Forum Discussion
Too large dataset - extract data within date range
To extract the data within a certain date range in Excel, the best solution is with PQ as mentioned by Mr. Riny_van_Eekelen in his post.
However, if there is no basic knowledge of PQ, here is an alternative solution:
You can use a combination of filtering and copying the filtered data to a new sheet.
Here is how you can do it:
- Open your Excel file and select the dataset that you want to filter (including the header row).
- Go to the "Data" tab in the Excel ribbon and click on the "Filter" button. This will add filter dropdowns to each column header.
- Click on the filter dropdown for the "date" column.
- In the filter dropdown, select "Date Filters" (or a similar option depending on your Excel version) and then choose "Custom Filter."

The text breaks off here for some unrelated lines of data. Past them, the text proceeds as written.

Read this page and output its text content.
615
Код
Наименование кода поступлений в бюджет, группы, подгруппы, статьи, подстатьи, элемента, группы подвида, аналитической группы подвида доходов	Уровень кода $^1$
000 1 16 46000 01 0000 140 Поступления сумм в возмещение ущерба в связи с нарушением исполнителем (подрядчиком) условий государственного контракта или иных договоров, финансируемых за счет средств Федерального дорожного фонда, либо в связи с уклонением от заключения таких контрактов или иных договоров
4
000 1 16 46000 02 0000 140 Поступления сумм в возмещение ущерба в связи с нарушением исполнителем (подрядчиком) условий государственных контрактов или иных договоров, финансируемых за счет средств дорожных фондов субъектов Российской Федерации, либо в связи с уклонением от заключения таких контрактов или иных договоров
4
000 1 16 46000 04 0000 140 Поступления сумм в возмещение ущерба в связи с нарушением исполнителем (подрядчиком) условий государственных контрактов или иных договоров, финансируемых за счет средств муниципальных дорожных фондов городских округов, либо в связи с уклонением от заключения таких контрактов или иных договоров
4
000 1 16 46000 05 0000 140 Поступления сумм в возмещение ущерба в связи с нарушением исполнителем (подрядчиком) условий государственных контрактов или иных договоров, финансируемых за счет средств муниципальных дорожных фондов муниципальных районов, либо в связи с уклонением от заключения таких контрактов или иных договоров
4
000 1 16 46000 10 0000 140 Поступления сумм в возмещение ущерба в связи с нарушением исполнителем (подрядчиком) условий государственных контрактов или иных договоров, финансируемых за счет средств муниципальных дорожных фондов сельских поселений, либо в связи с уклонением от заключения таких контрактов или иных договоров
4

- In the "Custom AutoFilter" dialog box, select "is greater than or equal to" from the first dropdown and enter your desired start date (e.g., 7/17/2022) in the input box.
- Click "OK" to apply the filter. This will show only the rows where the date is from 7/17/2022 onward.
- Select all the visible rows (excluding the header row) by clicking on the row number on the left-hand side and dragging down to the last visible row.
- Right-click on the selected rows and choose "Copy" or press Ctrl+C.
- Go to a new sheet in your Excel workbook where you want to paste the filtered data.
- Right-click on the first cell of the new sheet and choose "Paste" or press Ctrl+V. This will paste the filtered data into the new sheet.
- If needed, you can remove the filter from the original dataset by clicking on the filter button again and selecting "Clear Filter."
Now you should have a new sheet with only the data within the specified date range. You can work with this filtered dataset in Excel before importing it into your statistical software.
I hope this helps!
- SergeiBaklanJun 18, 2023Diamond Contributor
Unfortunately that doesn't work on Step 1. Excel opens the file and show only first million of rows ignoring the rest, we have no access to extra records from the grid.
- NikolinoDEJun 18, 2023Platinum Contributor
If the user is working with a data set of millions of rows that exceeds Excel's row limit, alternative methods would have to be used to extract the data within the specific date range.
One approach, as already mentioned by Mr. Riny_van_Eekelen , is PQ.
That would also be the best approach if the data set is to be created with Excel.
Other approaches such as Python or database management systems (DBMS) are far beyond my scope of knowledge.
However, if the data set does not exceed Excel's row limit, it would be a possible alternative, not the most elegant as PQ, but theoreticaly it would be an alternative :).
- Riny_van_EekelenJun 18, 2023Platinum Contributor
NikolinoDE But the OP clearly indicated that there were too many rows to display on the grid.